Horace Mann, Jr. (1844-1868) was a noted American botanist and the eldest son of the well-known educational reformer, Horace Mann (1796-1859). He was born in Boston on February 25, 1844, and beginning in the early years of his childhood, his father fostered an interest in nature study. As a young man, he studied botany and became friends with Henry David Thoreau. They frequently consulted each other about the identification of plants and animals, and traveled together to Minnesota in the spring of 1861.

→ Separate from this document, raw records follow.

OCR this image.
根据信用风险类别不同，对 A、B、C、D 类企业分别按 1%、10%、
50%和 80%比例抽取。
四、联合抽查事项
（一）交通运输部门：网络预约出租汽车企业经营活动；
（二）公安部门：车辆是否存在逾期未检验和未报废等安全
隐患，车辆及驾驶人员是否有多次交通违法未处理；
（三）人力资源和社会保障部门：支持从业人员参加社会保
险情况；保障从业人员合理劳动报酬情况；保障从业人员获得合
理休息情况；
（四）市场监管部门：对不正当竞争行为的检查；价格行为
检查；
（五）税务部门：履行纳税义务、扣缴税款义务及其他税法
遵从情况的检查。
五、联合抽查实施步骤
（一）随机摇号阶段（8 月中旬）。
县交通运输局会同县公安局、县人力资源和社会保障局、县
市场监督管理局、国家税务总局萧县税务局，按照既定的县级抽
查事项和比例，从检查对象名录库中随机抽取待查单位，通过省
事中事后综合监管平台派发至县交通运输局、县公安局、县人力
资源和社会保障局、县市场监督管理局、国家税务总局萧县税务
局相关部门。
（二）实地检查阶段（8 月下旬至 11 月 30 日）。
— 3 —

In the fall of 1861, he enrolled in the Lawrence Scientific School at Harvard and took courses in zoology with Louis Agassiz and in botany with Asa Gray, both prominent American scientists. In 1864, he accompanied William T. Brigham to the Hawaiian Islands, where he studied Hawaiian plants for a year. On his return to Harvard, he specialized in Hawaiian plants and prepared "Enumeratio of Hawaiian Plants" for his thesis, later published as Enumeration of Hawaiian Plants. Mann received his degree in 1867 and accompanied Professor Agassiz to Brazil, where he developed pulmonary tuberculosis.
Mann served as the curator of botany to the Boston Natural History Society, and was curator of the Harvard herbarium and, beginning in 1866, assistant to Professor Gray. When Gray left for Europe in September 1868, he placed Mann in charge of the botanical garden and botany department, apparently intending for Mann to succeed him when the latter retired. However, Mann’s health rapidly declined and he died of tuberculosis on November 11, 1868, at the age of 24, on the same day that he was elected to the American Academy of Arts and Sciences. During his lifetime, he published several articles and reviews, but his book, Flora of the Hawaiian Islands, was left unfinished at his death. His botanical collection of 7,500 species later formed the basis of Cornell University’s herbarium.